Rapidly growing on-demand delivery company goPuff, which recently moved into its new HQ in Callowhill, has again raised hundreds of millions in funding to continue its growth of products and personnel.
The company, started by two Drexel University students back in 2013, is announcing the raise little more than a year after it received a $750 million investment from Japanese conglomerate SoftBank’s $100 billion Vision Fund in August 2019.
Now, goPuff announced Thursday, it snagged an additional $380 million from existing investor Accel and D1 Capital Partners with participation from Luxor Capital and SoftBank. (Check out what goPuff cofounder Yakir Gola said at this Accel event back in February.)
The funding will go toward its geographic expansion — it set up shop in Baltimore earlier this year and currently operates in about 500 cities in the U.S. — and will allow the company to expand its product offering. Plans include product categories like baby and pet products, over-the-counter medicine and local favorites. In Philadelphia, the company currently partners with brands like Federal Donuts, La Colombe and Yards.
just here to let you know that you can now goPuff @Elmers glue. whether you're ordering it for your kids' art projects or ordering it to put on your hands and peel off……that's really just none of our business
— Gopuff (@gopuff) September 14, 2020
“From day one, we have always been customer-first and continue to be excited about the impact we’re making on people’s lives by changing the way they get the products that they want and need,” said cofounder Rafael Ilishayev in a statement.
The company recently set up shop in Dallas, Miami, Detroit, Minneapolis and Houston and currently employs more than 4,000 people, it said Thursday. This figure does not include drivers, who are independent contractors, comms head Liz Romaine told Technical.ly.
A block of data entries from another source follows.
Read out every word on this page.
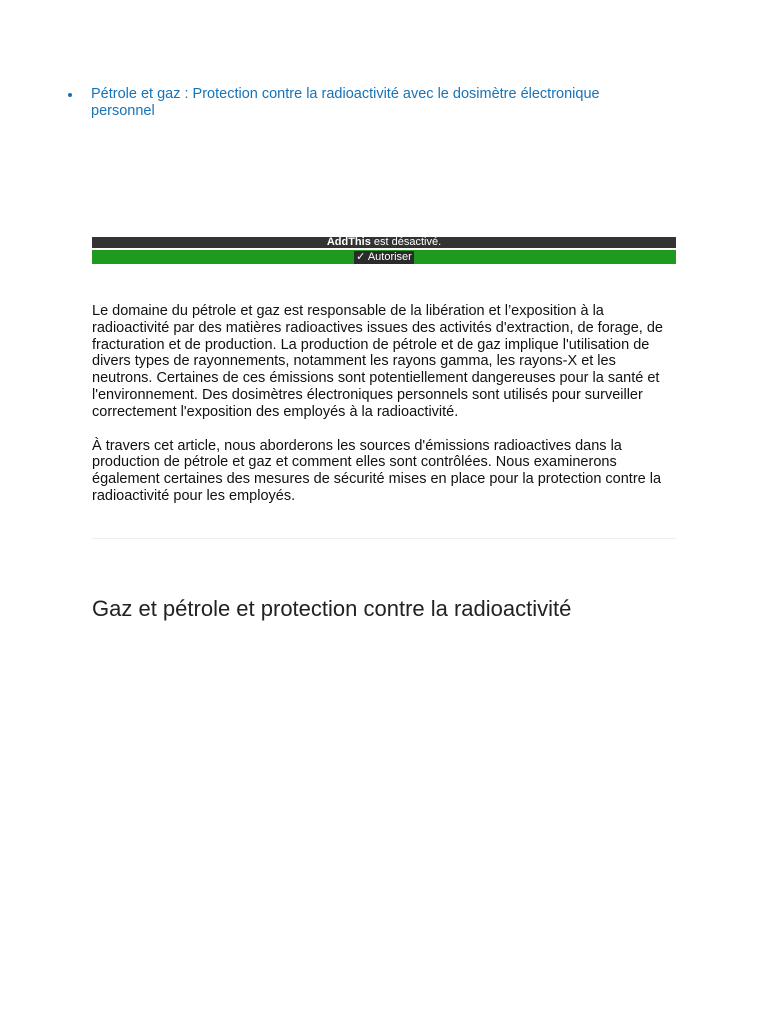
Pétrole et gaz : Protection contre la radioactivité avec le dosimètre électronique personnel
AddThis est désactivé.
✓ Autoriser

Le domaine du pétrole et gaz est responsable de la libération et l’exposition à la radioactivité par des matières radioactives issues des activités d'extraction, de forage, de fracturation et de production. La production de pétrole et de gaz implique l'utilisation de divers types de rayonnements, notamment les rayons gamma, les rayons-X et les neutrons. Certaines de ces émissions sont potentiellement dangereuses pour la santé et l'environnement. Des dosimètres électroniques personnels sont utilisés pour surveiller correctement l'exposition des employés à la radioactivité.

À travers cet article, nous aborderons les sources d'émissions radioactives dans la production de pétrole et gaz et comment elles sont contrôlées. Nous examinerons également certaines des mesures de sécurité mises en place pour la protection contre la radioactivité pour les employés.

Gaz et pétrole et protection contre la radioactivité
Along with the raise, goPuff added some new faces to its leadership team. Jocelyn Wong, former CMO at Lowe’s, has joined as goPuff’s first chief customer officer; Jonathan DiOrio, Uber’s former global head of fintech and U.S. business development, joined in the newly created role of chief business officer; and former TripAdvisor engineering executive Rekha Singh joined as the company’s VP of engineering. All three will be working from goPuff HQ in Philadelphia.
Although the company was already quickly growing (and indeed, was named Growth Company of the Year in our 2019 Technical.ly Awards), the pandemic and subsequent stay-at-home-order in many cities across the U.S. increased demand for the tech-enabled delivery service. Back in April, the company was looking for “thousands” of new drivers.
“We also recognize that delivery is playing an integral role in this public health crisis, and we take this responsibility seriously,” Romaine said then. “We’re doing everything we can to be there for our customers — whether they need cleaning supplies in the morning, OTC medicine in the afternoon or something to eat and drink at night.”
The funding round values the company at $3.9 billion, marking it a unicorn in a city with few privately held, billion-dollar growth companies. Spark Therapeutics’ 2019 exit of $4.8 billion made it one of the first in a long while.
“We’ve come a long way, but we’re also just getting started,” Gola said. “This investment accelerates our ability to achieve our vision of becoming the world’s go-to solution for immediate everyday needs.”